Vanitatis Vanitatis hace 5 días Ana Salazar
© Externa

Son tantos los mitos en torno al bótox que se ha ido forjando a su alrededor una leyenda negra difícil de erradicar. Si quieres saber lo que NO es, sigue leyendo.

Haz la prueba. Di en tu entorno que te vas a poner bótox y estate atenta a las reacciones. Seguro que más de uno se echará las manos a la cabeza y te soltará un sermón advirtiéndote del riesgo que corres de terminar como Cayetana de Alba o Donatella Versace. En fin. Es cierto que la toxina botulínica arrastra muy mala fama y que a ello ha contribuido el ejemplo de famosas que se han destrozado el rostro con sus retoques estéticos. "Muchos pacientes me miran asustados cuando les propongo este tratamiento para suavizar sus arrugas de expresión -nos explica la dermatóloga Paloma Cornejo, directora de la clínica Paloma Cornejo-, sin darse cuenta de que están renunciando a uno de los mejores y más sencillos avances de la medicina estética". De la mano de esta profesional desmontamos los principales mitos del bótox.
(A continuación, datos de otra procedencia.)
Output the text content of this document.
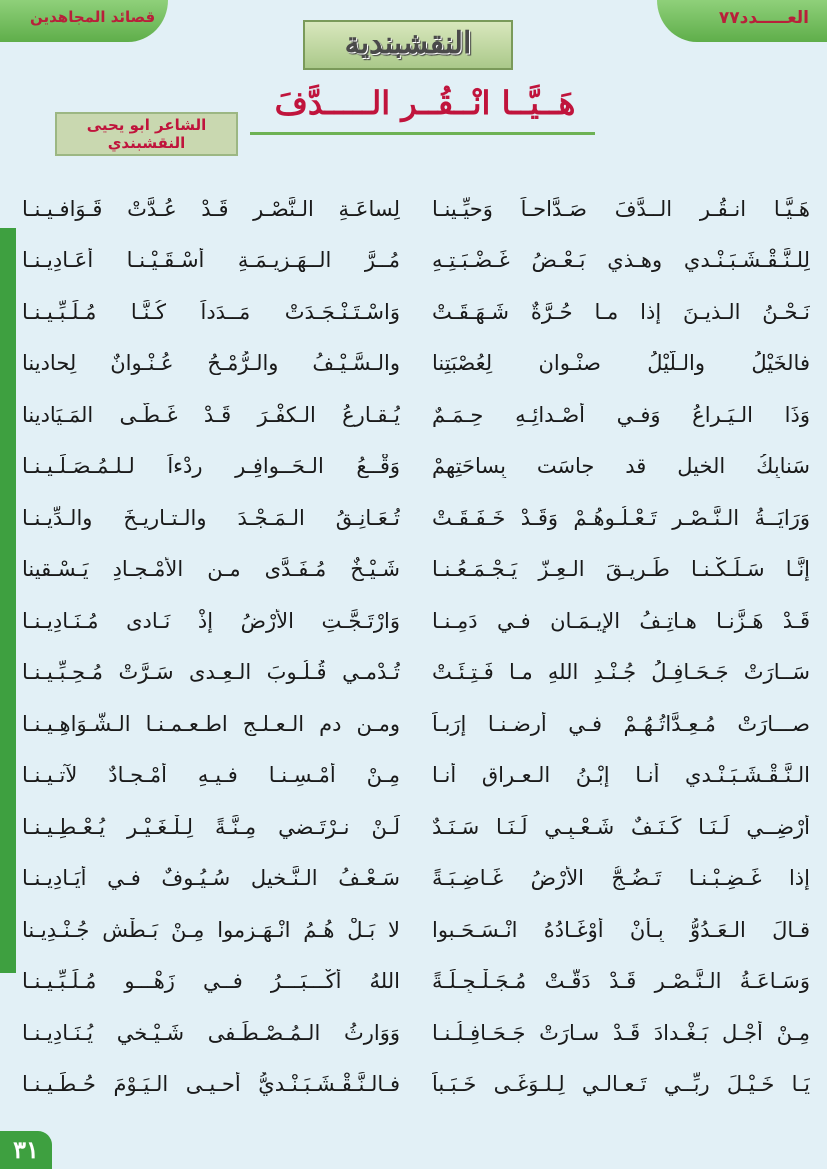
قصائد المجاهدين	العـــــدد٧٧
النقشبندية
هَــيَّــا انْــقُــر الـــــدَّفَ
الشاعر ابو يحيى
النقشبندي
هَـيَّـا انـقُـر الــدَّفَ صَـدَّاحـاً وَحيِّـينـا
لِساعَـةِ الـنَّصْـرِ قَـدْ عُـدَّتْ قَـوَافـيـنـا
لِلـنَّـقْـشَـبَـنْـدي وهـذي بَـعْـضُ غَـضْـبَـتِـهِ
مُــرَّ الــهَـزيـمَـةِ أسْـقَـيْـنـا أعَـادِيـنـا
نَـحْـنُ الـذيـنَ إذا مـا حُـرَّةٌ شَـهَـقَـتْ
وَاسْـتَـنْـجَـدَتْ مَــدَداً كُـنَّـا مُـلَـبِّـيـنـا
فالخَيْلُ والـلّيْلُ صنْـوانِ لِعُصْبَتِنا
والـسَّـيْـفُ والـرُّمْـحُ عُـنْـوانٌ لِحادينا
وَذَا الـيَـراعُ وَفـي أَصْـدائِـهِ حِـمَـمٌ
يُـقـارِعُ الـكفْـرَ قَـدْ غَـطَّـى المَـيَادينا
سَنابِكُ الخيل قد جاسَت بِساحَتِهِمْ
وَقْــعُ الـحَــوافِـرِ رِدْءاً لـلـمُـصَـلِّـيـنـا
وَرَايَــةُ الـنَّـصْـرِ تَـعْـلُـوهُـمْ وَقَـدْ خَـفَـقَـتْ
تُـعَـانِـقُ الـمَـجْـدَ والـتـاريـخَ والـدِّيـنـا
إنَّـا سَـلَـكْـنـا طَـريـقَ الـعِـزّ يَـجْـمَـعُـنـا
شَـيْـخٌ مُـفَـدًّى مـن الأمْـجـادِ يَـسْـقينا
قَـدْ هَـزَّنـا هـاتِـفُ الإيـمَـانِ فـي دَمِـنـا
وَارْتَـجَّـتِ الأرْضُ إذْ نَـادى مُـنَـادِيـنـا
سَــارَتْ جَـحَـافِـلُ جُـنْـدِ اللهِ مـا فَـتِـئَـتْ
تُـدْمـي قُـلُـوبَ الـعِـدى سَـرَّتْ مُـحِـبِّـيـنـا
صـــارَتْ مُـعِـدَّاتُـهُـمْ فـي أرضـنـا إرَبـاً
ومـن دم الـعـلـج اطـعـمـنـا الـشَّـوَاهِـيـنـا
الـنَّـقْـشَـبَـنْـدي أنـا إبْـنُ الـعـراقِ أنـا
مِـنْ أَمْـسِـنـا فـيـهِ أمْـجـادٌ لآتـيـنـا
أرْضِــي لَـنَـا كَـنَـفٌ شَـعْـبِـي لَـنَـا سَـنَـدٌ
لَـنْ نـرْتَـضي مِـنَّـةً لِـلْـغَـيْـرِ يُـعْـطِـيـنـا
إذا غَـضِـبْـنـا تَـضُـجُّ الأرْضُ غَـاضِـبَـةً
سَـعْـفُ الـنَّـخيلِ سُـيُـوفٌ فـي أيَـادِيـنـا
قـالَ الـعَـدُوُّ بِـأَنْ أوْغَـادُهُ انْـسَـحَـبوا
لا بَـلْ هُـمُ انْـهَـزموا مِـنْ بَـطْشِ جُـنْـدِيـنا
وَسَـاعَـةُ الـنَّـصْـرِ قَـدْ دَقَّـتْ مُـجَـلْـجِـلَـةً
اللهُ أكْـــبَـــرُ فــي زَهْـــوٍ مُـلَـبِّـيـنـا
مِـنْ أجْـلِ بَـغْـدادَ قَـدْ سـارَتْ جَـحَـافِـلُـنـا
وَوَارِثُ الـمُـصْـطَـفى شَـيْـخي يُـنَـادِيـنـا
يَـا خَـيْـلَ رِبِّــي تَـعـالـي لِـلـوَغَـى خَـبَـباً
فـالـنَّـقْـشَـبَـنْـديُّ أحـيـى الـيَـوْمَ حُـطِّـيـنـا
٣١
1. Es un veneno. Oímos la palabra toxina y nos echamos a temblar, ¿a que sí? Pero si nos paramos a pensar en que también muchas de las vacunas son toxinas, ya nos cambia un poco el chip. Una ojeada a las dosis nos puede aclarar el asunto: para su uso terapéutico se emplean presentaciones de 50 a 100 U por frasco; para que una dosis sea tóxica debe superar los 2.800 U; es decir, 28 veces más que las dosis terapéutica. "Es lógico que, en un primer momento, nos pueda causar cierta prevención algo que se llama 'toxina botulínica'. Pero, en realidad, se trata de un fármaco, de una proteína de origen bacteriano con capacidad de bloquear la transmisión nerviosa entre la neurona y el músculo. Esto es lo que la hace tan útil en diferentes patologías en las que se necesita una relajación muscular: tortícolis, espasmo palpebral, espasticidad en parálisis cerebral…". Desde 1992, el bótox ha comenzado a utilizarse con fines cosméticos y ha terminado por ser la primera elección para atenuar las líneas de expresión y arrugas.
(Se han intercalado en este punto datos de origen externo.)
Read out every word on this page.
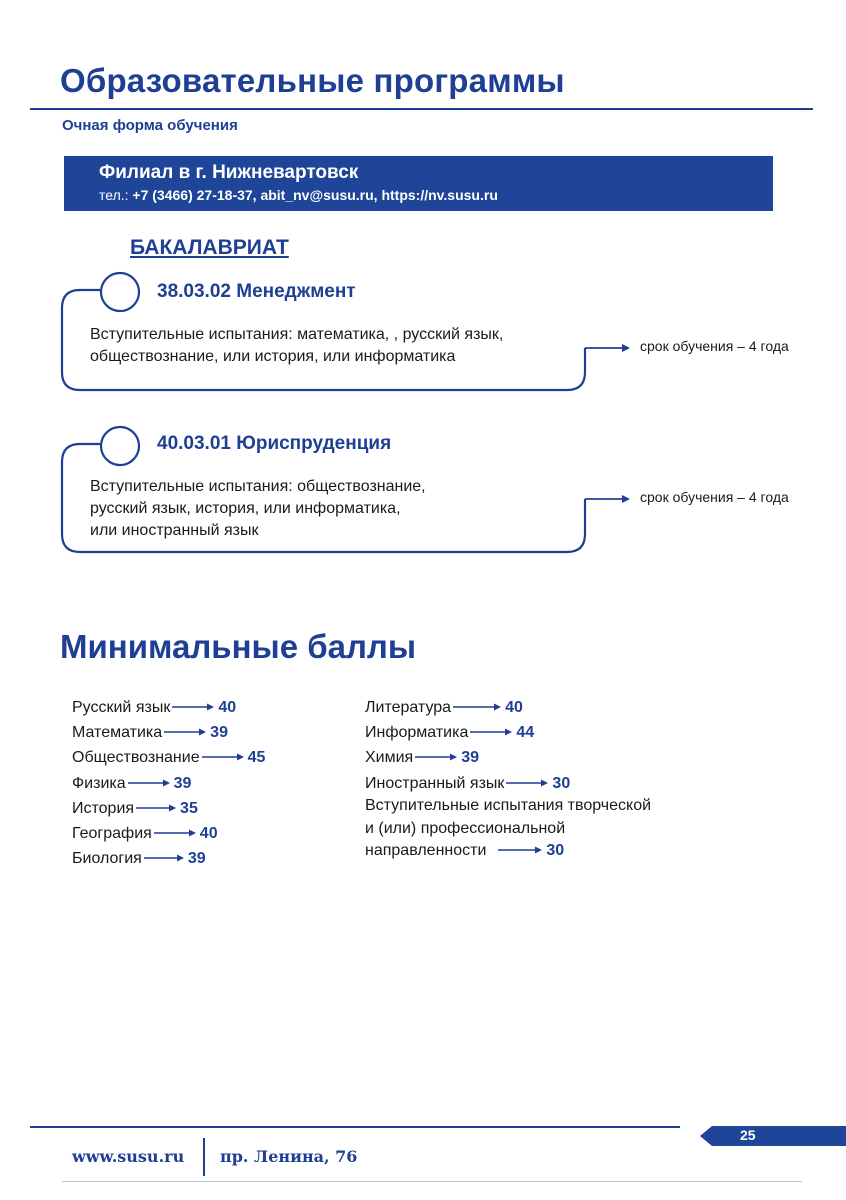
Образовательные программы
Очная форма обучения
Филиал в г. Нижневартовск
тел.: +7 (3466) 27-18-37, abit_nv@susu.ru, https://nv.susu.ru
БАКАЛАВРИАТ
38.03.02 Менеджмент
Вступительные испытания: математика, , русский язык,
обществознание, или история, или информатика
срок обучения – 4 года
40.03.01 Юриспруденция
Вступительные испытания: обществознание,
русский язык, история, или информатика,
или иностранный язык
срок обучения – 4 года
Минимальные баллы
Русский язык	40
Математика	39
Обществознание	45
Физика	39
История	35
География	40
Биология	39
Литература	40
Информатика	44
Химия	39
Иностранный язык	30
Вступительные испытания творческой
и (или) профессиональной
направленности	30
25
www.susu.ru пр. Ленина, 76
2. Paraliza y da un aspecto congelado a las facciones. Una vez más tenemos que hablar de dosis (como en cualquier otro medicamento). "En medicina estética -explica la doctora Cornejo-, el objetivo es relajar los músculos que se contraen demasiado, pero sin paralizarlos. Es decir, es posible individualizar el tratamiento de tal forma que consigas un 'look' natural. Muchísima gente lleva toxina botulínica y pasa inadvertida. A diferencia de lo que sucede en otros países, en España no somos muy dados a contar los tratamientos estéticos que nos hacemos, pero tanto mujeres como hombres la utilizan desde hace años". ¿Qué ocurre? Que solo nos llaman la atención los casos aquellos en los que se ha puesto con mal gusto y tendemos a pensar que siempre queda así. También es habitual que confundamos el bótox con un 'lifting' demasiado evidente o un relleno de silicona.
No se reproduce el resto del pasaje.